Potential copyright issues will need consideration from the start; you need to be 100% confident that your company owns what it needs for its operations. When you pick your company name, Companies House will be able to tell you if it is available. After that, any logos, domain addresses, taglines, product names and any marketing materials you use must not intrude on someone else’s intellectual property. Be in no doubt, it is solely your responsibility to make sure this is the case. You should then look to trademark logos, names etc to protect your brand. If your product or service involves technology you have invented, then get patents sorted before you go to market. New businesses should also look at using non-disclosure agreements with all stakeholders to handle information of a confidential nature and protect your intellectual property.
Business Companion have an in-depth guide on how to protect your business IP rights which you can refer to.
In the digital age, many businesses must understand and adhere to various relevant laws and obligations. Whether your venture is e-commerce or just merely present online, then you need to be versed in them. If you’ll be using and holding customer data in your business, then you’ll need to immerse yourself in the world of General Data Protection Regulations – more commonly known as GDPR. If you’re going to contact customers with sales and marketing emails, texts and even the good old fax you’ll need to understand and follow the Privacy and Electronic Communications Regulations. Make sure you follow the rules to the letter; businesses that don’t adhere to the law risk stressful and costly action from the related authorities.

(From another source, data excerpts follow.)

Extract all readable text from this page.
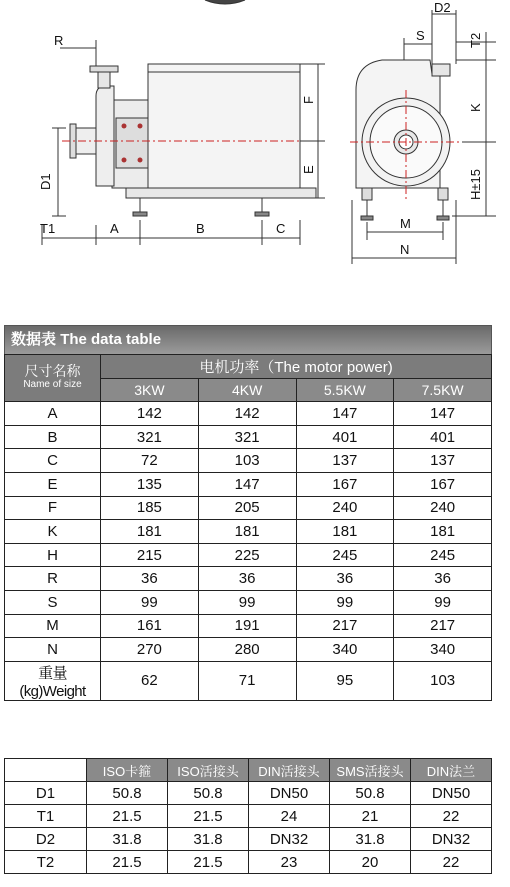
R
D1
T1	A	B	C
F
E
D2
S	T2
K
H±15
M
N
数据表 The data table
尺寸名称
Name of size	电机功率（The motor power)			
	3KW	4KW	5.5KW	7.5KW
A	142	142	147	147
B	321	321	401	401
C	72	103	137	137
E	135	147	167	167
F	185	205	240	240
K	181	181	181	181
H	215	225	245	245
R	36	36	36	36
S	99	99	99	99
M	161	191	217	217
N	270	280	340	340
重量(kg)Weight	62	71	95	103
	ISO卡箍	ISO活接头	DIN活接头	SMS活接头	DIN法兰
D1	50.8	50.8	DN50	50.8	DN50
T1	21.5	21.5	24	21	22
D2	31.8	31.8	DN32	31.8	DN32
T2	21.5	21.5	23	20	22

If you see yourself needing to employ people at any time, then you need to get a solid grasp of employment law. It can be very complex, and it is all too easy to download employment contracts from the internet. However, do not attempt to cut corners, you’ll end up regretting it! As an employer, even if you feel you are naturally reasonable and flexible, you have a multitude of obligations to adhere to. These include the minimum wage, holiday pay, parental leave and various health & safety rules. Failing to have proper HR policies and procedures can be very costly; UK employers are currently facing average costs of £8,500 for Employment Tribunals to deal with unhappy employees. Finally, written employment contracts are a must – not only do they protect your employees but when done correctly they’ll protect your business too. Contracts need to be comprehensive and protect your confidential information and prevent your customer base from being contacted and taken away by ex-employees using their insider knowledge.